Text Mining

Lesson 2: Document Vectorization

These lecture notes are designed as accompanying material for the xAIM master's course. The course provides a gentle introduction to natural language processing, text mining, and text analysis. Students will learn how to accomplish various text-related data mining tasks through visual programming, using Orange as our tool of choice for this course.

The notes were prepared by Ajda Pretnar Žagar and Blaž Zupan. We would like to acknowledge all the help from the members of the Bioinformatics Lab at University of Ljubljana, Slovenia.

The material is offered under Create Commons CC BY-NC-ND licence.

Chapters

Chapter 1: Bag of Words

Text is a complex data form, that cannot be used for machine learning in its raw form. Hence we need to convert text into some the computer can work with. Such as numbers.

The first step was text preprocessing, where we prepared core units of our analysis - tokens. Next, we need to describe documents with numbers. Ideally, such numbers that would sum up the content of the document. A simple approach to describing a document with numbers is called bag-of-words.

Bag-of-words is a text vectorization approach which takes the tokens, identified in preprocessing, and computes their occurrence in documents. If our tokens are words, then the new numeric columns will be words, with their values the number of times the word appears in the document.

Document	this	is	an	example	another	apple
This is an example	1	1	1	1	0	0
Another example	0	0	0	1	1	0
This is another apple	1	1	0	0	1	1

A more elegant approach to computing word frequencies is term frequency - inverse document requency (TF-IDF), which decreases the count of words which appear frequently across all documents and increases the count for those that are significant for a small number of documents.

$TF = (occurences\ of\ word\ in\ doc)$ and $IDF = {log (number\ of\ docs) \over (docs\ that\ contain\ word)}$

TF-IDF measure is the product of the two, $TF-IDF = TF \times IDF$ .

We count the words (TF or term frequency) or weigh the words according to how often they appear in the documents (IDF or inverse document frequency). Using TF-IDF, common words will have a low value as they appear across most documents, while significant words will have a high value because they appear frequently in a small number of documents.

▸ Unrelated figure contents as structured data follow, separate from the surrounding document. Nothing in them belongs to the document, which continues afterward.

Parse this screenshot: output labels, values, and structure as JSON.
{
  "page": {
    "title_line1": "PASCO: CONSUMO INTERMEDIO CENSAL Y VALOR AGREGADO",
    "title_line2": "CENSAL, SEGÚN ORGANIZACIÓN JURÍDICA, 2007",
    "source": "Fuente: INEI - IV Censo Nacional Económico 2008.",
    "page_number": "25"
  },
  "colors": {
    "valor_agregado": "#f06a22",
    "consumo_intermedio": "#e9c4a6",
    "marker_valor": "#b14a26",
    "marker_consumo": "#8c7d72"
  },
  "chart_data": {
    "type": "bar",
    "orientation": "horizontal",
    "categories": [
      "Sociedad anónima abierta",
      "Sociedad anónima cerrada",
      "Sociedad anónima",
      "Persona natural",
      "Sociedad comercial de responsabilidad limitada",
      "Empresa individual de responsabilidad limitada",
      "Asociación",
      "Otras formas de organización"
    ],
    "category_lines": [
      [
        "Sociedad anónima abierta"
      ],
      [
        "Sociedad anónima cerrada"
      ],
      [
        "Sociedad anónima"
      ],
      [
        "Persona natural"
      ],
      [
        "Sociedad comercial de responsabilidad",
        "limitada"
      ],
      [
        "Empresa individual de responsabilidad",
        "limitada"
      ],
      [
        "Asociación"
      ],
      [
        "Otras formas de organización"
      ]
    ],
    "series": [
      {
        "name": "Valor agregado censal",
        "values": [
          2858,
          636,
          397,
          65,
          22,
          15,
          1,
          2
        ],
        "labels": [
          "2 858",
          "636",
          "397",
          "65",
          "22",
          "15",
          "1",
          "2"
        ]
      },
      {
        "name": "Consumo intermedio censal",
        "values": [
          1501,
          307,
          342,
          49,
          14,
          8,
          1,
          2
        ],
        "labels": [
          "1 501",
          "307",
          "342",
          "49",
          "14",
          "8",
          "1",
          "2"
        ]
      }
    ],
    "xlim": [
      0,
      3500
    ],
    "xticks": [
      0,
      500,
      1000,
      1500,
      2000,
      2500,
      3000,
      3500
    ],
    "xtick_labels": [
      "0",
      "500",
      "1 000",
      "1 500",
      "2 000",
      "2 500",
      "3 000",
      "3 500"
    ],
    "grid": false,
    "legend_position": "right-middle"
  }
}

Pass the data through a Bag of Words widget and then again to a Data Table. We get a new column that contains word counts for each document. Now that we have numbers, we can finally perform some magic!

Chapter 2: Document Embedding

While bag-of-words is a very simple vectorization technique, there are more advanced ones, too. They are called document embedding and they are based on pre-trained models. These models take tokens and embed each word separately. To embed means to assign a vector, which corresponds to the semantic position of a word in a data space. In other words, semantically similar words will lie closer together, i.e. the word "orange" will be close to "apple", but also close to "fruit".

Word embedding is a first step in document vectorization. A word embedding is a learned representation for text where words that have the same meaning have a similar representation. However, one document is usually composed of many words and each word is its own vector. So we need to find a way to aggregate word vectors into a single document vector. Usually, these would be performed by averaging all word vectors of a document.

The advantages of word embedding approahches are that they capture word meaning and existing relationships between words, can better represent smaller corpora, overcome the issue of sparseness in BOW, require little preprocessing and are constant vector size. On the other hand, they are not explainable, are domain dependent, mostly cannot handle out-of-vocabulary words and are language dependent (novel approaches implement also general langauge models, such as Multitext BERT).

In contrast, the advantages of bag-of-words are that they are explainable, interpretable, represent word importance, and are language-independent. However, they are also sparse and increasinly wide. Moreover, they are missing the context in which each word appears.

One of the first word embedding approaches for English was Word2Vec, a model trained with a combination of continuous bag-of-words (CBOW) and SkipGram. For context, CBOW is a model that tries to predict the word from surrounding words, while skipgram is a model that tries to predict the surrounding words from the word. Word2Vec was later improved with Glove, which learns from a word co-occurrence matrix. Contemporary neural-network-based models are fastText, ELMo, and BERT. FastText learns from character sets and is good for unknown words. ELMo learns from context, which means words can have different embeddings based on surrounding words (a chair can be a piece of furniture or a person presiding over a committee). Both approaches handle polysemy (bear and to bear).